China Insists It Is a Democracy That Is Superior to the U.S.
China was not invited to President Joe Biden’s Summit for Democracy, which included 100 countries. The summit, which aims “to renew democracy at home and confront autocracies abroad,” is a virtual meet of 100 of the world’s leaders of democratic countries on December 9 and 10.
Interestingly, Taiwan is invited to the Summit. Kosovo, which is not fully recognized by the United Nations, is also a participant.
In response, China attempted to prop up its own “democratic” image by hosting its own two-day International Forum on Democracy, where politicians and scholars from 120 countries will attend, according to CNN.
China Calls Itself ‘A True Democracy That Works’
Huang Kunming, the Communist Party's chief propagandist, insisted that China is a “true democracy that works,” characterized by “whole-process people's democracy” that is superior to the United States, according to CNN.
“It integrates process-oriented democracy with results-oriented democracy, procedural democracy with substantive democracy, direct democracy with indirect democracy, and people's democracy with the will of the state,” Kunming said.
And as if cementing the argument, a 13,000-word document released by China’s State Council argued:
“There is no fixed model of democracy; it manifests itself in many forms. Assessing the myriad political systems in the world against a single yardstick and examining diverse political structures in monochrome are in themselves undemocratic.”
China assailed the democracy in the U.S. in a lengthy report that quoted The Times of Israel saying “America—No longer the beacon on the hill.”
It called America's democracy “dysfunctional” and “flawed” and “fraught with deep-seated problems.”
But China Is the Opposite of Democracy, Isn’t It?
Although China holds elections, it is far from being a democratic state. A free and fair election is the litmus test of democracies, but it is just one element in a democratic state—and it does not look like China is willing to add the rest to the definition: free press, a genuine opposition, free religion, free speech, free and fair elections—in other words, having true civil and political liberties.
Nobel Peace laureate Liu Xiaobo died in prison in 2017 after he was jailed for fighting for democratic rule. He spent nine years locked up.

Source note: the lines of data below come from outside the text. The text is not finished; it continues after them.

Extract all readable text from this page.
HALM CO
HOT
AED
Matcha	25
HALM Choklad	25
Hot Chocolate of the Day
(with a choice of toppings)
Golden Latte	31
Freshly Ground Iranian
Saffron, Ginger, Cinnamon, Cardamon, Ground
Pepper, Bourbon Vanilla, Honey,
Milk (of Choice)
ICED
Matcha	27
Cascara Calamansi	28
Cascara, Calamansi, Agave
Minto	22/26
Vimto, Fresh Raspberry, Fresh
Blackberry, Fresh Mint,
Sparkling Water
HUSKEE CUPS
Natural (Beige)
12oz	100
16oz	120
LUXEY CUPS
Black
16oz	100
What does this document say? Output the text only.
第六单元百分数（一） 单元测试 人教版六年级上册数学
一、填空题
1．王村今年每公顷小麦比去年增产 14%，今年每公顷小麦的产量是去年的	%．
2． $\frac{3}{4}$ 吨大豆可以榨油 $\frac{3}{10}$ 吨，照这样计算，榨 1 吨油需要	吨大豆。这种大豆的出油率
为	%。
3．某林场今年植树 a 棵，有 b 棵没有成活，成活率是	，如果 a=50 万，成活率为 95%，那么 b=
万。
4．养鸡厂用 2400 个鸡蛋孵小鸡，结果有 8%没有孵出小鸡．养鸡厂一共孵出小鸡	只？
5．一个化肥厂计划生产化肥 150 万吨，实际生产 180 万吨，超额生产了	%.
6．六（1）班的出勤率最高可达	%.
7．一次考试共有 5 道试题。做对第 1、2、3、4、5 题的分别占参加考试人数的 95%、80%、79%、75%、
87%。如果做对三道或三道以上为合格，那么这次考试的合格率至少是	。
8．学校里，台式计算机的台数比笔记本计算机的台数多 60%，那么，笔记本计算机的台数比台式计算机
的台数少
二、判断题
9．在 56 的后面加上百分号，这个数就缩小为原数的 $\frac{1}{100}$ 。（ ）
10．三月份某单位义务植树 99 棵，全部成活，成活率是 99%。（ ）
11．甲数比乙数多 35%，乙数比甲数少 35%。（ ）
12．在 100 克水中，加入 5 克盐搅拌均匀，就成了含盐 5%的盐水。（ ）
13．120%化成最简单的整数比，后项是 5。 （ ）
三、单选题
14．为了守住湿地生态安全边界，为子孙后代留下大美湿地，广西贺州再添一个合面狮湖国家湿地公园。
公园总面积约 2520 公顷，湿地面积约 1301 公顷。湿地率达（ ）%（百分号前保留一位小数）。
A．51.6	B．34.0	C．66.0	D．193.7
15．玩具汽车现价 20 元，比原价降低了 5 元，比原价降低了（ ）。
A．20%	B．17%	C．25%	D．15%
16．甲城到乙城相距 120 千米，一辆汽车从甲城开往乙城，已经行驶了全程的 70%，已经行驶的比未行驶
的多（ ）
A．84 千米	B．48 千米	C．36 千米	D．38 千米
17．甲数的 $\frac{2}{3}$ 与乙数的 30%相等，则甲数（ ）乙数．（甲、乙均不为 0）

Why Do Authoritarian States Love to Claim They Are Democratic?
Democracy is a powerful tool for legitimacy, so powerful that dictators and despots love to claim they are running a perfectly healthy democratic government.
Phillips Shively, the author of Power and Choice (1999), succinctly puts it: “democratic government is the preeminent example of legitimacy by procedures—so preeminent that democratic procedures are often imitated thorough staged elections in dictatorships.”
For China, being seen as democratic offers some prestige points diplomatically, while being seen as oppressive results in sanctions and restrictions.
China Lands Very Near the Bottom of Democracy Index
China landed in the bottom of the annual Freedom Index released by international NGO Freedom House, which rates people’s access to political rights and civil liberties in 210 countries and territories through its annual Freedom in the World report.
According to Freedom House, individual freedoms range from the right to vote to freedom of expression and equality before the law. China was graded “not free.”
“China’s authoritarian regime has become increasingly repressive in recent years. The ruling Chinese Communist Party (CCP) is tightening its control over the state bureaucracy, the media, online speech, religious groups, universities, businesses, and civil society associations, and it has undermined its own already modest rule-of-law reforms,” read the report.
“The CCP leader and state president, Xi Jinping, has consolidated personal power to a degree not seen in China for decades, but his actions have also triggered rising discontent among elites within and outside the party. The country’s human rights movements continue to seek avenues for protecting basic liberties despite a multiyear crackdown,” it added.
China scored -2 points out of 40 in political rights, and 11 points out of 60 in civil liberties.
Under political rights, China scored zero in electoral process, zero in political participation and pluralism, according to the full report.
Overall, China scored 9 points out of 100 in the index. By contrast, America, whose democracy China accused of being “dysfunctional” and “flawed” and “fraught with deep-seated problems,” had a score of 83 out of 100.
The U.S. may be a flawed society, but in no way are its democratic institutions comparable to China’s so-called democracy.